Tim Kientzle wrote:
I recall Matt talking about implementing gettimeofday()
without a syscall. The basic idea is to have the kernel
record some constants in a page that's mapped across
all processes, then libc can just read the time from
a known location.
It might be nice to combine this with some of the
other ideas being tossed around here:
* On each clock tick, store a base time in
a known location (page mapped read-only, no-execute
across all memory maps)
* libc can just read the base time (accurate
to the clock rate) from a constant. Very, very fast.
* For higher resolution, the kernel could record
TSC and CPU clock speed data (per-CPU? Hmmm...)
and libc could use that to fine-tune the time?
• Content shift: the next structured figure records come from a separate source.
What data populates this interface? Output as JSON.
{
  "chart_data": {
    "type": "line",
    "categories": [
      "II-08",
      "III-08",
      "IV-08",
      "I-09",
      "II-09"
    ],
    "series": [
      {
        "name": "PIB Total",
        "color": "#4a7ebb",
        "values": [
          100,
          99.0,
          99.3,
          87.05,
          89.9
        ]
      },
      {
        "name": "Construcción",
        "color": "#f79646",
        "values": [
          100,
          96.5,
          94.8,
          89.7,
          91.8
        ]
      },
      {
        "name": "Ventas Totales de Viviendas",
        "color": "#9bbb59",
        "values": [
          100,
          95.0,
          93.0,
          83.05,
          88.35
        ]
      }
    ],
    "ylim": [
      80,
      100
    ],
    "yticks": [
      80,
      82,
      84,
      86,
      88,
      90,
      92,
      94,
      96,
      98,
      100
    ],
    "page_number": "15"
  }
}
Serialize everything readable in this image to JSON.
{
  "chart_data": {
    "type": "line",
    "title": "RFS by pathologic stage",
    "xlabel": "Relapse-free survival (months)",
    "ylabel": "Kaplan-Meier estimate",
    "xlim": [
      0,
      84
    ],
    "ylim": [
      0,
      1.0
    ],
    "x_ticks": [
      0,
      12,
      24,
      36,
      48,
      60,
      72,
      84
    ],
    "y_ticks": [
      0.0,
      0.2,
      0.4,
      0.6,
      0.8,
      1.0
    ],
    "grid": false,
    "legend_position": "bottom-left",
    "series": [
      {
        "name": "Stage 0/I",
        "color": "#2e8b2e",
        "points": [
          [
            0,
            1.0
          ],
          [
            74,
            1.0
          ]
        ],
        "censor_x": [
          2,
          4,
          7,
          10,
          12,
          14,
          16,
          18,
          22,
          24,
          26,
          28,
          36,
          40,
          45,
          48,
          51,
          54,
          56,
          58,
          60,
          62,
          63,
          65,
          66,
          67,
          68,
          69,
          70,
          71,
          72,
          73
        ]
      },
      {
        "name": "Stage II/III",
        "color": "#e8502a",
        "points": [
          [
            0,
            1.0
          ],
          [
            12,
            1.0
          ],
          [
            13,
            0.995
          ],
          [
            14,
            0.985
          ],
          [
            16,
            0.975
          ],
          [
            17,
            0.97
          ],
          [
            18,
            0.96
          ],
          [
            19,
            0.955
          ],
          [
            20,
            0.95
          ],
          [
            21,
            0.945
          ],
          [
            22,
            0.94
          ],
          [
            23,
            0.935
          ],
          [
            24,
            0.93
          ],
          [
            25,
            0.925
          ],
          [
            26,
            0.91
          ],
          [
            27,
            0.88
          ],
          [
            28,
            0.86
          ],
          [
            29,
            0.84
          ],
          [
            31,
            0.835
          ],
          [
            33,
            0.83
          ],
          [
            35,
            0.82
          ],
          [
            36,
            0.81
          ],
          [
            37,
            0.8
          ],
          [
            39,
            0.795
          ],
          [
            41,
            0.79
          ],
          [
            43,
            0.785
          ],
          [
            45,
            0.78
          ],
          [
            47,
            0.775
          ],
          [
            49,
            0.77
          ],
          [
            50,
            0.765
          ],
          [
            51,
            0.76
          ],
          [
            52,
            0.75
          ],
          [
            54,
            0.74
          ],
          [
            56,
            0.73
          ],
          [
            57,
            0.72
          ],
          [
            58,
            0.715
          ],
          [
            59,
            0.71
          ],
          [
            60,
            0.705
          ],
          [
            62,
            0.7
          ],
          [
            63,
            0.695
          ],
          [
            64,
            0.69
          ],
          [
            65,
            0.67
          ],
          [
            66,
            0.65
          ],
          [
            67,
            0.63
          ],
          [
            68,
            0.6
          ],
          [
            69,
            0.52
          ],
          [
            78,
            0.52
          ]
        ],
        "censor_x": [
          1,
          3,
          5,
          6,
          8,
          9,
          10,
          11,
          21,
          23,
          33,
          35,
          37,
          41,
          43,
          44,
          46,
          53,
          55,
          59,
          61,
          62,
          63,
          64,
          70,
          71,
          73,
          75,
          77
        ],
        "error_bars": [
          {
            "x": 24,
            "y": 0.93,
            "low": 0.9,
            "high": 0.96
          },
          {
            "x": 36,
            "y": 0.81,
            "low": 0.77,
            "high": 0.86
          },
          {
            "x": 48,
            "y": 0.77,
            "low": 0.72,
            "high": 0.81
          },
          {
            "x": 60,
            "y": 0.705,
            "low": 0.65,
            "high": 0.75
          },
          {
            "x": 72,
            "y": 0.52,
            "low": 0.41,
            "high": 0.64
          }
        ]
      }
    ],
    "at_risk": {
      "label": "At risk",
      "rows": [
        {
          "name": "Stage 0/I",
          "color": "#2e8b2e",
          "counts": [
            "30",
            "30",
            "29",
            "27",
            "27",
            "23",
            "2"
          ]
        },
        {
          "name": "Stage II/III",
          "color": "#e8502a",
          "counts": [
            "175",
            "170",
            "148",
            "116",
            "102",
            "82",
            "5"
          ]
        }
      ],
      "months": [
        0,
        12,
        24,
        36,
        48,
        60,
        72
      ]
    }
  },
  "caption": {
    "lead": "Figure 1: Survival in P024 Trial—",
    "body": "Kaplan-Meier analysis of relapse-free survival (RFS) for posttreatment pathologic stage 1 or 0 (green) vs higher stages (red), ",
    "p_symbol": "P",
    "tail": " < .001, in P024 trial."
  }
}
Still some details I need to think through...
Tim
One of the problems to implement it is that atomic operations,
if there are multiple integer needs to be updated by kernel,
userland maybe gets an inconsistent result, the way to avoid the
problem is using two generation numbers.
http://gsu.linux.org.tr/~mpekmezci/kernelapi/unitedlinux/arch/x86_64/kernel/vsyscall.c.html
check do_vgettimeofday(struct timeval * tv):
Another problem is how you tell userland the address of the kernel
page ? do you use fixed address or tell it via program headers like
the PT_TLS set by kernel, check /usr/src/lib/libc/gen/tls.c.